If you're lucky enough to earn more than you need to spend, you have the ability to save. There are many reasons to save: to insure against unforeseen costs, to set aside enough to live when you no longer can work, for the sake of investing in something that can either make you money (equipment, a business) or make your life better (a car, a new house).

The simplest way to save, which people used to do, is to store money in your home. There are good reasons not to do this, such as the danger of fire or theft. So we put our money in banks.

Some people, who have more time, or for whatever reason have more knowledge of finance and businsess, go ahead an invest -- they buy stocks and bonds. In between the simple savers and the actual investors are me and most of friends, people who pick a few mutual funds into which to put some IRA and 401(k) money. We don't really know what we're doing, we just hope Charles Schwab, Fidelity, or Vanguard do know what they're doing -- and in exchange, we pay them fees, and hope the funds don't lose money.

Unless you are a financial professional, the more complex and sophisticated your financial undertakings get, the more you lose control over them, and the more you have to rely on -- and pay others.

Here's the policy upshot: Policies that push people towards even slightly higher finance are policies that disempower regular people and reward the financial industry.

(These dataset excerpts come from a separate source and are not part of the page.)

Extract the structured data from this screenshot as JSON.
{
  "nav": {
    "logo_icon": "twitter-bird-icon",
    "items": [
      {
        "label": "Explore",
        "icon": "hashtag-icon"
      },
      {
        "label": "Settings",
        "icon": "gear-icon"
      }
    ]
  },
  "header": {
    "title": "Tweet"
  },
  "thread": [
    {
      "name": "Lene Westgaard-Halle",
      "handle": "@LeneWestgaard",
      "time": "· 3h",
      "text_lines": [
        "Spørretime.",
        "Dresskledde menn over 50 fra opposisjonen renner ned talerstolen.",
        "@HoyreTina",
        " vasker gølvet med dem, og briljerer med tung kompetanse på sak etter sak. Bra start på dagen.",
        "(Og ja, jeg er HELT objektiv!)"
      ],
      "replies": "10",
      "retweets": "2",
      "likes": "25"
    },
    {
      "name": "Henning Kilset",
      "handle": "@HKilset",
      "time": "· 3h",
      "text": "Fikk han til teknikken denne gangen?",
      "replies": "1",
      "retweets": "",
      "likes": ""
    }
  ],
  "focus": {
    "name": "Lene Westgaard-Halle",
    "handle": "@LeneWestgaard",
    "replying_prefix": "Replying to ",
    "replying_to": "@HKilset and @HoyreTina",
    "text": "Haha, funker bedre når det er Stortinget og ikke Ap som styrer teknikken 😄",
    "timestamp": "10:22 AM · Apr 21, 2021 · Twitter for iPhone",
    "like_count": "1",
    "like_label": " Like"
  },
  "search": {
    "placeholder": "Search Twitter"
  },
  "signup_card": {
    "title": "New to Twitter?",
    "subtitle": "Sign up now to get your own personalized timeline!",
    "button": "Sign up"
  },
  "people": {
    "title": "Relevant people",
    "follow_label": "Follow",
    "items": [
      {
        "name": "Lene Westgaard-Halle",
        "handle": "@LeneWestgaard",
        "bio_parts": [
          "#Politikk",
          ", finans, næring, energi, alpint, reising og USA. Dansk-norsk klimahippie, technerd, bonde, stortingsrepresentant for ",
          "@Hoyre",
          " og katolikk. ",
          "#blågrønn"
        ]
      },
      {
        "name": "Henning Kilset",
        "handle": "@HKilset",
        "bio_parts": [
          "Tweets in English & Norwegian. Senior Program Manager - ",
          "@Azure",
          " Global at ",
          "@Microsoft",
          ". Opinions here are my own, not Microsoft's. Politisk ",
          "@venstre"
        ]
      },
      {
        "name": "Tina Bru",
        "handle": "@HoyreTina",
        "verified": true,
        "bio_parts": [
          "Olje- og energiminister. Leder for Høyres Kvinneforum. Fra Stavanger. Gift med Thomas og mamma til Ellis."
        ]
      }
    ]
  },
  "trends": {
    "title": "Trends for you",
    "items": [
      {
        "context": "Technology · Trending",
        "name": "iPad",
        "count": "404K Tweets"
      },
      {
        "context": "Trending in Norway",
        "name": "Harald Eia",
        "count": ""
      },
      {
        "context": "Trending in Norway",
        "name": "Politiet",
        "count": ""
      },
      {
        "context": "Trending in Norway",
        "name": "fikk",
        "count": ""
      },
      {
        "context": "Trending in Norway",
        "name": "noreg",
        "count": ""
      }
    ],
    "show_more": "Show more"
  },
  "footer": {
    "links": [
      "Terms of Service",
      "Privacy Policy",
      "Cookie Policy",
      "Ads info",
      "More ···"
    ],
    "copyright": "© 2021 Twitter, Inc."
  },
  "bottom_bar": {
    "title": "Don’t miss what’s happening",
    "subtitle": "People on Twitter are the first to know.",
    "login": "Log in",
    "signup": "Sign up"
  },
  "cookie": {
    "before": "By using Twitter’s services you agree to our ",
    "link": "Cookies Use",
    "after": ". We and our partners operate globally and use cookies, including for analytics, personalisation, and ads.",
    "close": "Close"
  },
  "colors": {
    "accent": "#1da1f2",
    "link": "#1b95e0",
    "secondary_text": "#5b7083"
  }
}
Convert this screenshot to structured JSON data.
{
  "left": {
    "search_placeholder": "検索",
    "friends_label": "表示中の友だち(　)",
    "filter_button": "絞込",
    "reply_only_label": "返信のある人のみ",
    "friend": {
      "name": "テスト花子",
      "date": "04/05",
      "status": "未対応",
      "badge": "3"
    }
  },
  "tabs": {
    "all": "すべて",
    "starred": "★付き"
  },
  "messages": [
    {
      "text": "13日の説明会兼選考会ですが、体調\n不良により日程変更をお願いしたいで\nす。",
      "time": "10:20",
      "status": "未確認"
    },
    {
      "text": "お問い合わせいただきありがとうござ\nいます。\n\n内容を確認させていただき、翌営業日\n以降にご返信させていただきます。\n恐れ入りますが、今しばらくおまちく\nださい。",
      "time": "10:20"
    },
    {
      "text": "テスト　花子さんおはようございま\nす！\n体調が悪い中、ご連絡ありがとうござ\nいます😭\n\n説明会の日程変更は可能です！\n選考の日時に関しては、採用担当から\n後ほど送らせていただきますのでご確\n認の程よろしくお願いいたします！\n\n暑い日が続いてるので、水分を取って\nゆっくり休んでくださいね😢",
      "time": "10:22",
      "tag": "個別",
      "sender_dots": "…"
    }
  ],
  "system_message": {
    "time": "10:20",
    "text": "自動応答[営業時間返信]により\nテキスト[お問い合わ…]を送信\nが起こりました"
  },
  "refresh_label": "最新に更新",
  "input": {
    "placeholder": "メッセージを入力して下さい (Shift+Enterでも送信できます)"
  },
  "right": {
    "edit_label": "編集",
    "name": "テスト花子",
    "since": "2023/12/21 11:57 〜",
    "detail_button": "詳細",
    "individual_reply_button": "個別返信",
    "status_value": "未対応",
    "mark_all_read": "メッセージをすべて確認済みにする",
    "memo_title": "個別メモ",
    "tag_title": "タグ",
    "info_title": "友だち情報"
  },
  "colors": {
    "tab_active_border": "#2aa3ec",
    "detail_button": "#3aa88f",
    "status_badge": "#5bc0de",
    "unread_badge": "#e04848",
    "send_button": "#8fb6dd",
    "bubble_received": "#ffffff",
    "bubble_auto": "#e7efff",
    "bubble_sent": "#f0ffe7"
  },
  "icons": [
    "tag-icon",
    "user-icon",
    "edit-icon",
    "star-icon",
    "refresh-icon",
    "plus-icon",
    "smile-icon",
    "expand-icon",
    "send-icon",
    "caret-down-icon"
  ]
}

And the biggest government action that does that? I'll let Henry Blodgett and Warren Buffett answer that:

Over the long haul, Buffett explains, the asset class that most investors consider the "riskiest"—stocks—is actually the safest.

The asset class that most investors consider the "safest," meanwhile—cash—is actually extremely risky.

Why?

Inflation.

Thanks to even moderate rates of inflation, cash is basically guaranteed to lose huge amounts of value over time.

Stocks, meanwhile, have appreciated to the tune of ~10 percent per year,


One consequence of inflation is that you need to work harder to preserve the wealth that you earn but aren't spending. This drives profits for financial companies, discourages saving (thus encouraging overconsumption), and generally punishes people who have more demanding jobs and who are less savvy. In other words, inflation exacerbates inequality.

And inflation is not a force of nature. There are unpredictable market factors that drive inflation, but the value of the dollar is largely determined by the supply of dollars, and the supply of dollars is mostly determined by the Federal Reserve.

A more stable value of the dollar is better for people who just want to save. A steadily declining value of the dollar is better for people who have the time and skills to invest.